After all, no one wakes up in the morning thinking: “Today I’m going to buy software.”

The reality is simple: your product must solve a very specific problem.Without that, it doesn’t stand a chance.

Over the years, I’ve seen the same mistakes repeat themselves again and again.

💥 1. Weak Market Fit

A founder launches a product that doesn’t clearly solve a problem.Features get shipped, creativity is abundant… but the market doesn’t respond.

👉 Example: Shortcut — a Jira competitor — never managed to truly find its place.

Without strong market fit, no amount of features or marketing can compensate.

💥 2. The Founder’s Syndrome

In many cases, it’s the first startup.The founder clings to the original idea, refuses to adapt, and ignores market signals.

But in SaaS, a plan should be questioned every single month. And most importantly: you need to surround yourself with people who will challenge you.

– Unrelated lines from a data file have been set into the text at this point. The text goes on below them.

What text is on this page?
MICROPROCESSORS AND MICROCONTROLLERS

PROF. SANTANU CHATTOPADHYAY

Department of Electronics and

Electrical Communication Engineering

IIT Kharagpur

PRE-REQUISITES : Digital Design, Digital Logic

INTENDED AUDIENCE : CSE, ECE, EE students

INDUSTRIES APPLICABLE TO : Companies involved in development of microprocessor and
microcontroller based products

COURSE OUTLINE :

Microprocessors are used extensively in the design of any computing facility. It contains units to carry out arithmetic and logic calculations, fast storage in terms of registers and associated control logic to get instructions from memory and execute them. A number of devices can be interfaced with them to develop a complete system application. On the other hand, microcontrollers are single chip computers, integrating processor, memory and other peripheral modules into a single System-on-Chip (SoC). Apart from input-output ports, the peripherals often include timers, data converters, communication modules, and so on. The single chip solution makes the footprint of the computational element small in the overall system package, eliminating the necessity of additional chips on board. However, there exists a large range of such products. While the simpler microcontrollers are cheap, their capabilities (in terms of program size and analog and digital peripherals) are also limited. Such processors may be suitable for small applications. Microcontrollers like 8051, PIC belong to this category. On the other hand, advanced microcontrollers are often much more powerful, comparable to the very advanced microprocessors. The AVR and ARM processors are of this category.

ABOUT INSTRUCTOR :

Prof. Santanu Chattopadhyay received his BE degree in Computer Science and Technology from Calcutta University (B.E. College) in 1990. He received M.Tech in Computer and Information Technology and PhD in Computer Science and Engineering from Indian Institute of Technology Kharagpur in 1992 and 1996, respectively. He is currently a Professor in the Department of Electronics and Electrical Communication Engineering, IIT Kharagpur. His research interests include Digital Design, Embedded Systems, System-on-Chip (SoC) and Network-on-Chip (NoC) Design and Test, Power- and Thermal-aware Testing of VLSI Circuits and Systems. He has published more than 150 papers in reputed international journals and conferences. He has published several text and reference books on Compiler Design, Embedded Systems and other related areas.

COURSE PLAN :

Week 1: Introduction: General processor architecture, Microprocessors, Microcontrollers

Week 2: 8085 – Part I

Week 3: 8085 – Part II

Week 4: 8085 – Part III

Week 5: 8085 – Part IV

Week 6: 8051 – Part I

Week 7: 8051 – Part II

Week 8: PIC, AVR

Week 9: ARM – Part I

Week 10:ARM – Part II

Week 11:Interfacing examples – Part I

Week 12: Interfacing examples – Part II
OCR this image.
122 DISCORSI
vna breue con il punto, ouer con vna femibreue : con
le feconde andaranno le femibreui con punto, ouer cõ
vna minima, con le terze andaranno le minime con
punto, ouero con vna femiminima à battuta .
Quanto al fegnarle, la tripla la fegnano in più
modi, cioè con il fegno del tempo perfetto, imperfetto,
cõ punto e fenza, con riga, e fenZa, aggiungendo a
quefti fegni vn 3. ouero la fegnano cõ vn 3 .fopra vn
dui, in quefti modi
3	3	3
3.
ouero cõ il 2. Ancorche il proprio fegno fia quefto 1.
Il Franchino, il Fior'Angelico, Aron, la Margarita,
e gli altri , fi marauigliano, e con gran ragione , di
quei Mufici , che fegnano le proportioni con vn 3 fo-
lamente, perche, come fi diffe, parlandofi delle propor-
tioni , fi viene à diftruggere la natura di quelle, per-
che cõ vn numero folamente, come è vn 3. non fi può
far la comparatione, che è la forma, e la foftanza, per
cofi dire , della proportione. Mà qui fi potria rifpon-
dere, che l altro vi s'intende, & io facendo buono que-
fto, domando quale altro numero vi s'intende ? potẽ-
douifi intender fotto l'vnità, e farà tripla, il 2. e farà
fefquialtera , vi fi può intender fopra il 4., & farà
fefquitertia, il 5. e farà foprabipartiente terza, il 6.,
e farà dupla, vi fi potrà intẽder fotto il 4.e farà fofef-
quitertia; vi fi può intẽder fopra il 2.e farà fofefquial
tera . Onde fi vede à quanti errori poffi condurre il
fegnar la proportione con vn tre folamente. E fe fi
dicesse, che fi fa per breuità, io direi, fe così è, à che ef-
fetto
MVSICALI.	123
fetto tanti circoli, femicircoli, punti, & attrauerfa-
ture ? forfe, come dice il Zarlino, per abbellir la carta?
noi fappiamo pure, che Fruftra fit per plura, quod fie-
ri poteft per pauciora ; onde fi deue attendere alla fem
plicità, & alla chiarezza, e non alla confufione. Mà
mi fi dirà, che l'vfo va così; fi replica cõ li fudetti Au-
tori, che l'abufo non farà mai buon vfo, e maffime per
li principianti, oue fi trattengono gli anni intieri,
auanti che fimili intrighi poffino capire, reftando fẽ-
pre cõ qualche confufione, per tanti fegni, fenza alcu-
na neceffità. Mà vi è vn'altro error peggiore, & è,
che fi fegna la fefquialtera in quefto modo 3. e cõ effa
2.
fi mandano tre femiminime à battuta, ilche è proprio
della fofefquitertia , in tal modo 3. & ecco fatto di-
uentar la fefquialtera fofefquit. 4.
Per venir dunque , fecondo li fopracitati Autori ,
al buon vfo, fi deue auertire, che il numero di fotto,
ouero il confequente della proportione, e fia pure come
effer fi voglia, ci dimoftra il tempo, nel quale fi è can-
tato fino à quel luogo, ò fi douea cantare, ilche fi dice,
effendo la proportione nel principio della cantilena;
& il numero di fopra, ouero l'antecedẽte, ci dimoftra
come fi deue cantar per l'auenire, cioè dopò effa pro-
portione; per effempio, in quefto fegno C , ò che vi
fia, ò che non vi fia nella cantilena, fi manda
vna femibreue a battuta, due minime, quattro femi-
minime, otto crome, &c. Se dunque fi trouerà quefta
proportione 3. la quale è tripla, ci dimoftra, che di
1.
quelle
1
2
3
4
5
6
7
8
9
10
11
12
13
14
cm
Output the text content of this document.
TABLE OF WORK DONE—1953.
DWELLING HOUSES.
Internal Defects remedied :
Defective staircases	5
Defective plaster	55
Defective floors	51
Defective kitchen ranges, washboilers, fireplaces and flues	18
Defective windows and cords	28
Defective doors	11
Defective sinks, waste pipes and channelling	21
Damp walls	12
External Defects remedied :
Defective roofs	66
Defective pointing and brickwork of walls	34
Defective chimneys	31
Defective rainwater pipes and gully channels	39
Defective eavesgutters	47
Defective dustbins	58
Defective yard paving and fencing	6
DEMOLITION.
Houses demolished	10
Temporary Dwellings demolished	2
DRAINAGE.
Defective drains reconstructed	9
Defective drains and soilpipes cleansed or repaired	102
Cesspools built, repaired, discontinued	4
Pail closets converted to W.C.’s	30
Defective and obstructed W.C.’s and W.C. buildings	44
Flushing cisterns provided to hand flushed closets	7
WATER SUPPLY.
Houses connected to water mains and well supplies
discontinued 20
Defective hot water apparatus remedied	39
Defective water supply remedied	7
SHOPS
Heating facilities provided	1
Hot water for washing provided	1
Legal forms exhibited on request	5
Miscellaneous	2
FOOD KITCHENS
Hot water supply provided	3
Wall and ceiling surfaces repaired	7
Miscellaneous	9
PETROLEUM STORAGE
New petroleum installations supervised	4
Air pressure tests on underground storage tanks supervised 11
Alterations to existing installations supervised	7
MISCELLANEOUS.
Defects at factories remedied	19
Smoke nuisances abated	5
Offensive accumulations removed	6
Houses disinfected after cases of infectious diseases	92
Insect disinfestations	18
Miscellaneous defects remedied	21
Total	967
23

👉 Powa Technologies is a cautionary tale: once valued at $2.7B after raising $250M, it went into liquidation in 2016 — in large part because leadership refused to adjust course.

💥 3. Neglecting Data

“Speak with data.”

Too often, I see startups with no product analytics in place.The consequence? They have no idea how users are actually engaging with the product.

👉 Roadmaps become guesswork. Strategy loses clarity. And competitors gain ground.

Getting Back to Basics

When I work with a startup, I always start with the fundamentals:

✔ What problem are we solving?

✔ How big is it?

✔ Is it a “nice to have” or a true “must have”?

From there, the job is to build a solid value proposition:

  • Why is this product uniquely positioned to solve that problem?

  • And why does it solve it better than anyone else?

Then comes the hard part: staying out of the bubble.Talk to VP Sales. Listen to objections. Compare perceived value with real value. Surround yourself with operators who know the field.

The European Challenge

I’ve seen companies underestimate the complexity of entering the French and broader European market.

👉 Take Gong, for example. After launching in France in 2021, they had to revise their business plan and adjust their ambitions. Even great products need to adapt to local market dynamics.

Ultimately, the most important piece of advice may be this: never underestimate the competition.

Shipping a product is only one step.Being better than the market is another.

Innovation moves too fast.Miss the train, and you’re simply not on the journey.